CrossCurrents and the Case for Gold

12/14/2018 5:00 am EST


Alan Newman

Founder, Crosscurrents Publications, LLC

Since the peak for bullion in August 2011, the metal has been under intense pressure and many gold stocks have declined significantly, asserts Alan Newman, editor of CrossCurrents.

Given that higher gold prices drive profitability, the corrective process for gold miners is perfectly understandable. However, if our thesis of a super bull market for bullion remains valid, then most miners present excellent opportunities at current levels.

Our thesis relies primarily on two key factors. First, we believe paper assets have experienced a secular peak. It is possible that the peak in paper assets may not be surpassed for many years to come.

After all, we have posited the last nine years constitute the third stock market mania in only 18 years, a period unlike any other we can find in all of stock market history. The Roaring Twenties were followed by a depression and 26 years were required before the Dow Industrials were able to surpass the 1929 peak.

Also, we believe the economy is pointing down at this time and the odds for a recession are likely high. From post WW2, our expectation is we are way overdue. The last 11 recessions took a total of 53.5 years to develop from each prior recession, an average of roughly five years.

The longest was a ten year hiatus. It has been 9.7 years from the end of the most recent recession, which we measure today from the March 2009 stock market bottom. We are either due or overdue and our read of the fundamentals places us in the latter category.

As such, we still believe accumulation of relatively solid companies like Newmont Mining (NEM) and even speculative stocks such as IAMGOLD (IAG) as a valid strategy going forward, but we also admit to impatience.

Our most likely case scenario places gold eventually between $3000-$3500 per ounce.
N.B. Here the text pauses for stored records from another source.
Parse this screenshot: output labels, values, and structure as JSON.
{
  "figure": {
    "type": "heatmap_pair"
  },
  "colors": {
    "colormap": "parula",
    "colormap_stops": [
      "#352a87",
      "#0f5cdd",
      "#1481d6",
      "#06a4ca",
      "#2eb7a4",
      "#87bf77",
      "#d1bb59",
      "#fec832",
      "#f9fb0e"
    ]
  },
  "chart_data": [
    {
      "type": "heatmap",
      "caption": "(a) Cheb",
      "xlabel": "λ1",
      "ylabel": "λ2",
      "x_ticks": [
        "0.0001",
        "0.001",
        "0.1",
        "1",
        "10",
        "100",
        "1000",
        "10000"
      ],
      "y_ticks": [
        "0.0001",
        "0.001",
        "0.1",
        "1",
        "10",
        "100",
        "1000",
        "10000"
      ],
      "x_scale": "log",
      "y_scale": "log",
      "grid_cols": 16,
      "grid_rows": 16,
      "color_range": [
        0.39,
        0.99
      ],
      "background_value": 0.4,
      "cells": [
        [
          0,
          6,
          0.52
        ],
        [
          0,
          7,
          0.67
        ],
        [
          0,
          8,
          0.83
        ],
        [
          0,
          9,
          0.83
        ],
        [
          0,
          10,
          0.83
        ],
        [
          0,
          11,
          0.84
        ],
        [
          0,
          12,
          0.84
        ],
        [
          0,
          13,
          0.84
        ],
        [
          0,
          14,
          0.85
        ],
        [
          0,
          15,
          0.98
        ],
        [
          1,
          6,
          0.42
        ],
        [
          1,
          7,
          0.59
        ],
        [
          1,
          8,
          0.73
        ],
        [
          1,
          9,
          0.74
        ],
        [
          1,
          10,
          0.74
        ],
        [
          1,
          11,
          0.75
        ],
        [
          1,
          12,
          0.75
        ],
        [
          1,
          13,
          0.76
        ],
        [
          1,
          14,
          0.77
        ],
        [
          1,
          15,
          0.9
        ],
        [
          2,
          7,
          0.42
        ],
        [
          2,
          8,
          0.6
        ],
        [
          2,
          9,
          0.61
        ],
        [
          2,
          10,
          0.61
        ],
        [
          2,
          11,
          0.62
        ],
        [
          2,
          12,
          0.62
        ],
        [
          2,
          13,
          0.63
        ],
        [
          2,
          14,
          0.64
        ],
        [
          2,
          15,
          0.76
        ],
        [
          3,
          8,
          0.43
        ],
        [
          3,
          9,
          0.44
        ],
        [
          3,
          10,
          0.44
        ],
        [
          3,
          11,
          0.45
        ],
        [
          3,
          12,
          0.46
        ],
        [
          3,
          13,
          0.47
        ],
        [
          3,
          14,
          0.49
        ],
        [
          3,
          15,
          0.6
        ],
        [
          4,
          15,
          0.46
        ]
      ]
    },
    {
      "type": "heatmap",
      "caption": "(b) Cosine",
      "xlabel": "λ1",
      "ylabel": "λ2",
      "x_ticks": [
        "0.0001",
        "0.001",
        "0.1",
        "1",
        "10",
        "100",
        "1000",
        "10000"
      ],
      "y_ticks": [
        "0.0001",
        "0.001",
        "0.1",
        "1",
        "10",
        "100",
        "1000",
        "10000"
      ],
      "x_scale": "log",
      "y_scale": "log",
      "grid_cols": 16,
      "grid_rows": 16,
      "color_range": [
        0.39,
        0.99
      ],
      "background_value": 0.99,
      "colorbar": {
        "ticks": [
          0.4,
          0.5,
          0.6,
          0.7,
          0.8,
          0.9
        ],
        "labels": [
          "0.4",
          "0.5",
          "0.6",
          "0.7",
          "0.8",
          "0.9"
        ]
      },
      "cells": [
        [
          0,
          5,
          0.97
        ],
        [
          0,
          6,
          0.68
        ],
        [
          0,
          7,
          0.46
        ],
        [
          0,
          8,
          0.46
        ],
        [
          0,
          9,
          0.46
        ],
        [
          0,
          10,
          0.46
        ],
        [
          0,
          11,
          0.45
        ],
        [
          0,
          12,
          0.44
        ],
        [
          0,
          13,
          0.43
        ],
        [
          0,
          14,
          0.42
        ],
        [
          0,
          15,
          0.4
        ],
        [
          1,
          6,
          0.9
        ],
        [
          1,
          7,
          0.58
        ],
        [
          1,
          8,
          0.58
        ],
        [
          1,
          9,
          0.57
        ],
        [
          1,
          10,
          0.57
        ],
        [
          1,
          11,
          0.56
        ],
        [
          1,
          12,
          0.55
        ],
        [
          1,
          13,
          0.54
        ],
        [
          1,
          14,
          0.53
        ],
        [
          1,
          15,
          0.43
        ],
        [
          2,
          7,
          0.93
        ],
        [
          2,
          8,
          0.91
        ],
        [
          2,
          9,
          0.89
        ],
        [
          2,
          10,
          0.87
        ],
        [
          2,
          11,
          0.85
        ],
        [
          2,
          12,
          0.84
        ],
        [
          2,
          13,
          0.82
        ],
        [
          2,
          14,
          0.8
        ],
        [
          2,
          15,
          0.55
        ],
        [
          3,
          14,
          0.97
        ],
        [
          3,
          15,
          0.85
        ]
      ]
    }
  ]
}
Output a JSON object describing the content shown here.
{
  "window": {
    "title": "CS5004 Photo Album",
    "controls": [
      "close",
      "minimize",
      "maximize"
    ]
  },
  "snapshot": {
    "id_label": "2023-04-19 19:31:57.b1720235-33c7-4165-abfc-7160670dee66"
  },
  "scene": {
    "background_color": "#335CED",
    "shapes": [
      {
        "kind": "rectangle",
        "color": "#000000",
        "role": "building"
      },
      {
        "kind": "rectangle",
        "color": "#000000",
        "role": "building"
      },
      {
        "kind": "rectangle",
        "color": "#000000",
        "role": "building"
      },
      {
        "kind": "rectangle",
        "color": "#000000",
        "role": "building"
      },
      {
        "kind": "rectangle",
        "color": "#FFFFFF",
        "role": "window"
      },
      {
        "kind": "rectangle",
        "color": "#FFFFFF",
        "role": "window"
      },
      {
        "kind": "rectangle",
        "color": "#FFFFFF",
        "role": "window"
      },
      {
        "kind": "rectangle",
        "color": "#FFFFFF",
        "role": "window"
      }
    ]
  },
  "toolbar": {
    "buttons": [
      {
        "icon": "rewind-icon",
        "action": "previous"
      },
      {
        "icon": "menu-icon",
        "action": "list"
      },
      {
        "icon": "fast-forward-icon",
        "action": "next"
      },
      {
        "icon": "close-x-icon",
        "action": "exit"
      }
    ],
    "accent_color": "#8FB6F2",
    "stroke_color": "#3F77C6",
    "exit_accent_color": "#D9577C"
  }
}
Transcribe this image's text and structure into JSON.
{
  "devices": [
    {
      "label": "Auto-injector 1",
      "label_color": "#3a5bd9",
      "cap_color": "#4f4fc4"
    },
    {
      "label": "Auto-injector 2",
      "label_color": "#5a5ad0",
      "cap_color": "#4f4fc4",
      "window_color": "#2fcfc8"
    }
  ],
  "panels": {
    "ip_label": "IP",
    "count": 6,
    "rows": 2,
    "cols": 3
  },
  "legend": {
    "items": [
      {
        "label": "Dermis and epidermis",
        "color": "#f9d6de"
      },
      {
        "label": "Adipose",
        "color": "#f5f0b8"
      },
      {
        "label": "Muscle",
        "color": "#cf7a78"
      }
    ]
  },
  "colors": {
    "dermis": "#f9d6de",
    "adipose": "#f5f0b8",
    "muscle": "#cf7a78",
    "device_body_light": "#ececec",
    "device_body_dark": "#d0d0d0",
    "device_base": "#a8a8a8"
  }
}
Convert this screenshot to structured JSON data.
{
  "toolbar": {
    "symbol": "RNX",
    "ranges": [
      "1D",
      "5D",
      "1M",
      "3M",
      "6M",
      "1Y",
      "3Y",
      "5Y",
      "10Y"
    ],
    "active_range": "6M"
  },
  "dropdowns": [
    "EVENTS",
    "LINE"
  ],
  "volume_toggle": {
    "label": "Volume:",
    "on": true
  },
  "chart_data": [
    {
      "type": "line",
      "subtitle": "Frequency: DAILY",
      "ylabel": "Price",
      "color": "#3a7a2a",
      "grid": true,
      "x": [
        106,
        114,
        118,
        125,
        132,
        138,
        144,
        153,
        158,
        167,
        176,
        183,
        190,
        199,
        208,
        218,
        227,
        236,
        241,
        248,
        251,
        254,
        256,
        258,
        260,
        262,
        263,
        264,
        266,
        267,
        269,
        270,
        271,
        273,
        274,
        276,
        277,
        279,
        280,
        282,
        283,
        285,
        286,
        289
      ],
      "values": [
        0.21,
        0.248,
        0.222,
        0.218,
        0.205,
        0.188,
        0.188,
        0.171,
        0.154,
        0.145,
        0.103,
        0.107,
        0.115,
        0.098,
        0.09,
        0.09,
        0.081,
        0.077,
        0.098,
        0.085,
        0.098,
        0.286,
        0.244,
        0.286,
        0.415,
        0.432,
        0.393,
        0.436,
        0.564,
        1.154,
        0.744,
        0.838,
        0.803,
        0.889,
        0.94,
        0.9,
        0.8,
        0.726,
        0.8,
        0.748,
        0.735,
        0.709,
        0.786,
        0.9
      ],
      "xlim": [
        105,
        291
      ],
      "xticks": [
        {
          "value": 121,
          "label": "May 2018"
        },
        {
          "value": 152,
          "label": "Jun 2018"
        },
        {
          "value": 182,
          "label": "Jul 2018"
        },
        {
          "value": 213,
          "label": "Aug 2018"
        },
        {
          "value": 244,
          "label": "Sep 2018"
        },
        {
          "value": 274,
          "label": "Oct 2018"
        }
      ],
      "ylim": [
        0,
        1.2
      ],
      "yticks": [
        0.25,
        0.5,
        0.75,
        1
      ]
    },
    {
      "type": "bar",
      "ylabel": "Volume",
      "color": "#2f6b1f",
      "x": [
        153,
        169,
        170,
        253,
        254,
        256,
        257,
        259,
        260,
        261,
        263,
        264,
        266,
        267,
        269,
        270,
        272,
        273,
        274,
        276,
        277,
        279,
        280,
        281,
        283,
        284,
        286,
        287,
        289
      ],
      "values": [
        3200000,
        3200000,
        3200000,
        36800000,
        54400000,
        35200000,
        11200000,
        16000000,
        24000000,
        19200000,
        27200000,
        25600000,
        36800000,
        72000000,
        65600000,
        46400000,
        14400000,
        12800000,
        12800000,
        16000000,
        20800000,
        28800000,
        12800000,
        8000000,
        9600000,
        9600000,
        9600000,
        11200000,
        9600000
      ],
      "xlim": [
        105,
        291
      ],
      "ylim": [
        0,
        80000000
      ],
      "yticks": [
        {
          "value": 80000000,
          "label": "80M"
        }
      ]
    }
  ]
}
If our target ratio is correct, the Dow should trade to roughly 15,000, and that is very much in line with our actual forecast of a Dow 14,719 bear market low.

Simply put, if the age of paper assets is ending or has ended, a 5:1 ratio with gold at $5000 would imply the Dow remaining in the 25,000 neighborhood and we just do not see that in the cards.

A considerable portion of investor disappointment in the price of bullion and miners can be attributed to the simple fact that we tend to think of gold priced only in U.S. dollars. In other currencies, such as the Yen, Euro or the British Pound, the charts look a lot more positive.

These economies are the world’s second, fourth and sixth largest in the world. Despite the disappointing Dollar/Gold relationship, bullion is only about 10% from a new all time high priced in Yen.

Given how the charts appear in these other major currencies, we must remain in the super bull camp. There are simply way too many question marks about the future and gold’s historic place as the currency of last resort cannot be ignored. We are still accumulating.